On March 19, 2025, fresh data from the Communications Authority of Kenya (CA) revealed that Safaricom’s M-PESA, the titan of Kenya’s mobile money ecosystem, saw its market share slip by 2.3 points to 91% in Q4 2024 (October–December) from Q3’s 93.3%. This marks the fifth consecutive quarter of decline, driven by heightened interoperability and Airtel Money’s relentless push with lower fees and savvy promotions. As Airtel climbs to 8.9% from 7.6%, Kenya’s $309 billion mobile money market is witnessing a subtle but seismic shift. Here’s what’s happening—and what’s next.

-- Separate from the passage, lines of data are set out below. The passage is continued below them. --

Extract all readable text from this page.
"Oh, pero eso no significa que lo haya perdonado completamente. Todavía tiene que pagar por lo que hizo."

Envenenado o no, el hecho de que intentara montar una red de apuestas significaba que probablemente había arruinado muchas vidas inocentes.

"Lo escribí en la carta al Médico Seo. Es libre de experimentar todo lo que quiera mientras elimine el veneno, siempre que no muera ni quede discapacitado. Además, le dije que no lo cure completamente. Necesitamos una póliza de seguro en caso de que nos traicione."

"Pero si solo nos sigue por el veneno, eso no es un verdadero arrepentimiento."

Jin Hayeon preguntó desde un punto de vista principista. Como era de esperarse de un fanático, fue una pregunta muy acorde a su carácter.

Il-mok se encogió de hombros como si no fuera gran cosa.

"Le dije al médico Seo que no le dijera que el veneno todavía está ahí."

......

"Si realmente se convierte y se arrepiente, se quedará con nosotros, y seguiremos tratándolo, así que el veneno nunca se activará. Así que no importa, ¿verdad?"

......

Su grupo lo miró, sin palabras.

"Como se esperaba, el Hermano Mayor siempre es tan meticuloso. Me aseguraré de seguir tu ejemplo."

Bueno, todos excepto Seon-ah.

M-PESA’s Slow Bleed: Numbers Tell the Tale
M-PESA’s dominance, once near-total at 97% in 2022, is eroding. The latest CA report pegs its Q4 2024 share at 91%, a 6-point drop over two years. Meanwhile, Airtel Money’s share rose from 7.6% to 8.9% in three months, adding roughly 550,000 users (assuming proportional growth from its 8 million base). Mobile money subscriptions hit 42.3 million—a 4.1% jump—lifting penetration to 82.1%, per CA’s sector stats. New accounts are increasingly favoring Airtel, hinting at a tipping point in user preference.

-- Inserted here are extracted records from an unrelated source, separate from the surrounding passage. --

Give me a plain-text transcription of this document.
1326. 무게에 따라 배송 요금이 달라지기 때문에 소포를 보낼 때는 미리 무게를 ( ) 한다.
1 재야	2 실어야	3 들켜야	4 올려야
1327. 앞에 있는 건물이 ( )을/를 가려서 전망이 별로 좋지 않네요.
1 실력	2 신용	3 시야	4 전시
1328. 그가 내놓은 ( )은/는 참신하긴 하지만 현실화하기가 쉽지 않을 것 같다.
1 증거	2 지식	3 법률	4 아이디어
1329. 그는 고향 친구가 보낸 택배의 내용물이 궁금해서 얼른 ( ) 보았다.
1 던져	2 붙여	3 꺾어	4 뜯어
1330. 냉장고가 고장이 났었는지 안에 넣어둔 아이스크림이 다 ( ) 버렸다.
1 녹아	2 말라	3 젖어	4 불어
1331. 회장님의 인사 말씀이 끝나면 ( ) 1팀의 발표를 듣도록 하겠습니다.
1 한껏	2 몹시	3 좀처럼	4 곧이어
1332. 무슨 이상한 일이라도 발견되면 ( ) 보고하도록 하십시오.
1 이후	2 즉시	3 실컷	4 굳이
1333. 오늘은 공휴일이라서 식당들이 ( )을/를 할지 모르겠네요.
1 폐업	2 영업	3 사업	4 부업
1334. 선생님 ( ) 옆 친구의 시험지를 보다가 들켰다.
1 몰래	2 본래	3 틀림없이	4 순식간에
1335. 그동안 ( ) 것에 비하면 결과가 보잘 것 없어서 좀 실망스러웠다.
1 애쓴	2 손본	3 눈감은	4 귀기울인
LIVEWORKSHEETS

Interoperability, mandated since 2018 and deepened in 2022, lets users send cash across networks seamlessly. Airtel’s edge? Lower costs: sending KES 1,000 ($7.7) to other networks costs KES 11 ($0.085) versus M-PESA’s KES 13 ($0.093), and withdrawing it is KES 29 ($0.22) on Airtel—KES 2 cheaper than M-PESA’s KES 31. Add in Airtel’s transaction fee refunds as airtime, and the value proposition sharpens.

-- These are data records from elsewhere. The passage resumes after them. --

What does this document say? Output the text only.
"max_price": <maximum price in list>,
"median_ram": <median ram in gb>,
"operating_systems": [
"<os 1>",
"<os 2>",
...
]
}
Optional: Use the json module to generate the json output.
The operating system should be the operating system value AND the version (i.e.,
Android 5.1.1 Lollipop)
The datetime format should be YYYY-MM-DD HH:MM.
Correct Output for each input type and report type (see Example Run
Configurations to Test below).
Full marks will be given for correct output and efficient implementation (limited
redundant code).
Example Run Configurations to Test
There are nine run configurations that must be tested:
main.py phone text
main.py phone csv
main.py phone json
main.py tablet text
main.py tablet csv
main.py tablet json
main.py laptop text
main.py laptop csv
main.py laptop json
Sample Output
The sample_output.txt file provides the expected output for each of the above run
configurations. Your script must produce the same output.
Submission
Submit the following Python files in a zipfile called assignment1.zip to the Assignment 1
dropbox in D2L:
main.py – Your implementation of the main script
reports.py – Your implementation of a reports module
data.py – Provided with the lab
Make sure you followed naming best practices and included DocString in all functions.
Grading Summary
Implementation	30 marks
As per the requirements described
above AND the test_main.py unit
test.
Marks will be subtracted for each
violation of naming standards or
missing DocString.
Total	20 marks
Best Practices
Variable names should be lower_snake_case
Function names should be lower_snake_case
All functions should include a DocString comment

Airtel’s Playbook: Price, Promotions, and Presence
Airtel Money’s growth isn’t just about price—it’s execution. Partnerships with Naivas supermarkets have expanded its agent network, though it trails M-PESA’s 160,000-strong army with an estimated 40,000–50,000 agents (up from 30,000 in 2023, per Airtel’s rollout pace). Aggressive campaigns—like free Airtel-to-Airtel transfers since 2020 and a February 2024 policy scrapping the 7-day withdrawal code—have lured cost-conscious users. X posts reflect this shift: @startupsvibes asked, “Is this the start of a mobile money revolution?” while @Adonijah_Ndege noted Airtel’s “onslaught” on M-PESA’s grip.
M-PESA’s Enduring Muscle
Despite the dip, M-PESA’s scale is staggering: 34 million customers (80% of Kenya’s 42.3 million mobile money users) and 30 billion transactions worth KES 40 trillion ($308.8 billion) in 2024 dwarf Airtel’s 8 million users and a smaller slice of the pie. Its 160,000 agents and ecosystem—Lipa na M-PESA, Fuliza loans, M-Shwari savings—keep it entrenched. Safaricom’s Q3 2024 revenue from M-PESA grew 16.6% to KES 77.22 billion ($596 million), per its half-year report, showing resilience amid competition.
The Central Bank’s Wild Cards
Two Central Bank of Kenya (CBK) initiatives could jolt this landscape. Agent interoperability—promised by 2024 but stalled—would let users cash in or out at any agent, leveling the playing field. “It’s overdue,” grumbled @TaalamuNewsKE on X, citing CBK’s National Payments Strategy 2022–2025. More disruptive? The Fast Payment System (FPS), teased for 2025, enables instant cross-platform transfers between banks and PSPs. If rolled out by Q3, as hinted in CBK’s December 2024 roadmap, it could dilute M-PESA’s chokehold on high-value transactions (upped to KES 500,000 daily in 2024).
A Shifting Horizon in 2025
Airtel Money’s rise—doubling its share from 2.8% in June 2023 to 8.9% now—signals a maturing market where affordability trumps loyalty. Yet, M-PESA’s 91% share and $309 billion throughput suggest it’s far from dethroned. Posts on X lean bullish on Airtel’s momentum (@techloy: “A new player is gaining traction”), but skeptics note its 8 million users pale next to M-PESA’s 34 million. The FPS rollout could be the real game-changer, especially if tariff hikes under Trump’s second term (e.g., on tech imports) squeeze consumer wallets further—current sentiment sits at 57.9, per the University of Michigan’s March index.
Will Airtel hit 10% by Q2 2025? Can M-PESA counter with innovation? Safaricom’s April earnings and CBK’s FPS timeline will offer clues. For now, Kenya’s mobile money crown tilts—but doesn’t topple.